Mike it is not just in the USA, Festools top router is $2000au and I can buy 4 of Makita's variable speed routers for that, I do have an older model Festool Router (OF1100) and it came in a Festool clip lid Systainer box and as much as it is a nice router in a very nice carry box, and I do use it, it still has some design issues that make it difficult to use, One is the "cut height/depth" set up method, that is a pain, and one more is the fact that there is only one way to "lock the plunge" and the damn thing has opened up on me when I had it running, when it did then it destroyed the workpiece as my 35mm bullnose cutter was in it at the time, my Makitas have a far simpler height adjustment and it's top winding knob doubles up as a method to lock off the plunge in a manor where it cannot open up, I got the OF1100 second hand, that box is sweet and very nicely made, I have looked very closely at Festool and they are made in a manor that is above the normal standard standard and that does mean all of their tools but it is not just their transport boxes that are priced too high for me, I don't see anything wrong with the Triton Routers, or with Bosch and I would be happy to buy either of them and I think that I will buy the one James has been talking about when I need a new router, I don't know if it was correct or not but I did hear that Triton is made by Bosch and it sounded like it was correct to say that they are. NGM


----------



## Phil P (Jul 25, 2010)

Neville

You aren't the only one who has had problems with the OF1400. I so disliked mine that it went within 6 months - and was eventually replaced by a deWalt DW622 (I find a full-size 1/2in router is just too big for some tasks) - but by and large the Systainers work pretty well, but then I have tools from Festool, Lamello, Metabo and Mafell which all arrived in Systainers amd iy made sense to continue down the same track. Bosch in Europe even dallied with Systainers for a while (for the 10.8 volt range of cordless tools, sold as 12 volt in the USA for some reason). I'm not saying Festool are universally the best, but some of their kit has definite advantages over the rest of the markat - so whilst I'm impressed by the top of the line OF2200 I'm _de_pressed by the price. Guess I'll just have to keep driving a "Chrysler" rather than a "Merc"

Regards

Phil


----------



## DaninVan (Jan 1, 2012)

Yes indeed; pricey!
Search Results : KMS Tools & Equipment from Vancouver BC, Selling quality tools at affordable prices all over Canada. Largest powertool, handtool and woodworking machinery retailer in Canada.

Daily currency converter - Bank of Canada


----------



## jw2170 (Jan 24, 2008)

Hi Neville,



> but I did hear that Triton is made by Bosch and it sounded like it was correct to say that they are.


Not true. Triton are made in Taiwan by Powerbox AG, a Swiss registered UK company.

CMT have a re-badged version.


----------



## Urban Farmer (Apr 23, 2013)

*DeWALT Toughcase System*



Phil P said:


> Yes indeed.
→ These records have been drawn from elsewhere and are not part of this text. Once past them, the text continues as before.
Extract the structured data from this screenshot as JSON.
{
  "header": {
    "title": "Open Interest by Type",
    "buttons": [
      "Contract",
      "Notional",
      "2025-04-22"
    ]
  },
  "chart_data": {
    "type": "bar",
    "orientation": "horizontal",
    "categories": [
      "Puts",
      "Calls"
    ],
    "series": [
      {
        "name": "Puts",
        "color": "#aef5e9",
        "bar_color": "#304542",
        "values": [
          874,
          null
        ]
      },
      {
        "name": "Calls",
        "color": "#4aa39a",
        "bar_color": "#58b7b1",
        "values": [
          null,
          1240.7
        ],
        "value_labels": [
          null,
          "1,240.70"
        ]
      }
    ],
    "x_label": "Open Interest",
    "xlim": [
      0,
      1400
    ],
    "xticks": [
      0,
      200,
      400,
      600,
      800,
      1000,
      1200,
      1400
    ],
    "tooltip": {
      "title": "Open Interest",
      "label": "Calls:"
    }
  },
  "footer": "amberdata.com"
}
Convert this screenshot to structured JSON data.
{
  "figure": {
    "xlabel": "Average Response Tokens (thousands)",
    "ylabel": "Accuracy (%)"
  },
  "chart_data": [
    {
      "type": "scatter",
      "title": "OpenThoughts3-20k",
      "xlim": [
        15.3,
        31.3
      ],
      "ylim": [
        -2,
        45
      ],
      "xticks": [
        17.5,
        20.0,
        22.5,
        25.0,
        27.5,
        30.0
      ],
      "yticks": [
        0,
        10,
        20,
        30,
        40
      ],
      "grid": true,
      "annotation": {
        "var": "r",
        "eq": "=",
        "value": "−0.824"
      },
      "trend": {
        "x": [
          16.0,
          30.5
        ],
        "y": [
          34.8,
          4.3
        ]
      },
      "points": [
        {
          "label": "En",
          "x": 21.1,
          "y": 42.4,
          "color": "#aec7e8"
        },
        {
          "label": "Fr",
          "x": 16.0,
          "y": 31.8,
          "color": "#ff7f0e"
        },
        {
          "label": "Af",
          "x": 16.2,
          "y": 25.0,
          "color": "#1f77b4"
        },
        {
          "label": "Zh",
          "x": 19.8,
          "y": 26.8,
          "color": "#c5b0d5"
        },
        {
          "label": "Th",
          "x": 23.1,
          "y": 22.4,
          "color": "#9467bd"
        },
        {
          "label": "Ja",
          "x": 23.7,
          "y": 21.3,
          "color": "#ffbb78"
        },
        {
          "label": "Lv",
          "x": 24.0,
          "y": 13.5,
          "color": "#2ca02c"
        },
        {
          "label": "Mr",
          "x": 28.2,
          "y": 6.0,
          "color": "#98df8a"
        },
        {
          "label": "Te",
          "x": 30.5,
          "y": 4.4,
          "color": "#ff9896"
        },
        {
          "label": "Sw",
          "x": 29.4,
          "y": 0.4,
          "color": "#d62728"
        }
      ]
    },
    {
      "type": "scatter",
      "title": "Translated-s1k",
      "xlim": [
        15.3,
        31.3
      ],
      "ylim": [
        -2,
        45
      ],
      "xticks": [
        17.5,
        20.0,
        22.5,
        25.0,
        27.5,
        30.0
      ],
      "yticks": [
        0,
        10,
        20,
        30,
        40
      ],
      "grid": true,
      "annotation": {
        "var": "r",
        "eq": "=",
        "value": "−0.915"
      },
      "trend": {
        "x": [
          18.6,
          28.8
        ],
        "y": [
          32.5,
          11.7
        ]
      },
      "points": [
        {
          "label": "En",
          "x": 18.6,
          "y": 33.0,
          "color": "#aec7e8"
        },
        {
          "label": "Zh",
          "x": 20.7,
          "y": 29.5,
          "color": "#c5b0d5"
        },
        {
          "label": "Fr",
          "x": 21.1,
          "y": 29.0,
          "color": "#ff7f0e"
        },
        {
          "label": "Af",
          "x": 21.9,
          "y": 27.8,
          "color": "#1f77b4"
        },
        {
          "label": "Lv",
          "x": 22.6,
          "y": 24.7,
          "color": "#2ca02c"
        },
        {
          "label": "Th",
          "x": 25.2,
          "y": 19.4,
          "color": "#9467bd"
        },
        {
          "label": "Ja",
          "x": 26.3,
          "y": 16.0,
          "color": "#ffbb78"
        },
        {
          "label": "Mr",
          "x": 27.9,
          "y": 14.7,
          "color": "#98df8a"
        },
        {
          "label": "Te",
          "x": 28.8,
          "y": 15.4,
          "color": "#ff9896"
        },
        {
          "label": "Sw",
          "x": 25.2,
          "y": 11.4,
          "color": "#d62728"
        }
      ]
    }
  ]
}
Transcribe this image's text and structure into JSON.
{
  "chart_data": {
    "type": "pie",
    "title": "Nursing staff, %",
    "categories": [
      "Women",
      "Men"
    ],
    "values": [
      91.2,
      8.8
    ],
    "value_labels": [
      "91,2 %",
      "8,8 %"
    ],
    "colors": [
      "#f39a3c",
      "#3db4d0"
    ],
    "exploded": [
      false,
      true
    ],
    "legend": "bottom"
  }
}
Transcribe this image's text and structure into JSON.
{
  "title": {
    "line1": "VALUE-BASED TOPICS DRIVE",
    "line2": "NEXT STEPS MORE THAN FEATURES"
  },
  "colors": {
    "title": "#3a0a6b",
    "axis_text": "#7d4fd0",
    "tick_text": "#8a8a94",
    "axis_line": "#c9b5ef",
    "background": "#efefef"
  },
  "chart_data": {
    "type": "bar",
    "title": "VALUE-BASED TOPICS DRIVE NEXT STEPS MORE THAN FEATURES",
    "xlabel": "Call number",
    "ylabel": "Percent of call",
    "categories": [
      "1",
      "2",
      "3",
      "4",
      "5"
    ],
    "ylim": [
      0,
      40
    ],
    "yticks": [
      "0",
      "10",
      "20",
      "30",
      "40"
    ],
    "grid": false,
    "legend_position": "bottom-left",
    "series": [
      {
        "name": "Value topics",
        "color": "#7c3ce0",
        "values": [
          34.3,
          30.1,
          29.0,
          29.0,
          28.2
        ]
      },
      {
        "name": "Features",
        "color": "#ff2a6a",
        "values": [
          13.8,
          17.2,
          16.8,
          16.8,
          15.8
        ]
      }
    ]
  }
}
Saw the first set out on a job in late 2011 when one of the sparks (electricians) had sprung for a full set. They seem to be made from the same horrible black plastic that DW use on their "ordinary" tool boxes. Pity about Festool prices being so much higher. They are expensive here, but the differential seems to be lower
> 
> Regards
> 
> Phil


I actually have a whole set of the DeWALT tough-case system and it's very excellent. It keeps dust & water out of my cordless & corded power tools. The farm can be dusty when it's dry & muddy when it rains. I'm transporting my gear to work sites on a weekly basis & it just makes it so much easier for me. The plastic is not the same grade as a regular DeWALT tool case, it's actually way thicker, and much more sturdier. Mine have definitely taken a beating & are still going strong. Anyway, just wanted to share my experience with the tough case system, not really brand loyal, more about what works (at least for me).


----------



## bnaboatbuilder (Jan 10, 2013)

I have a bunch of the L-Boxx size 1 and 2, all off of ebay at below Amazon prices.

But for the larger tool carriers, I go with a bunch of the $10 plastic totes, easy lids, stack great and keep items clean inside: 12 gallon Heavy Duty Storage Tote-DC-10-650-81-00 at The Home Depot

I spent the last few years looking at Festool systainers and find them to be a waste of good money that can go towards actual tools.

I use Pelican cases for my work (photography) and always felt those are expensive, but systainers are silly expensive for the little plastic involved. Pelican cases come with lifetime warranties, many have cloth/divider interiors. It's all a matter of perspective I guess.


----------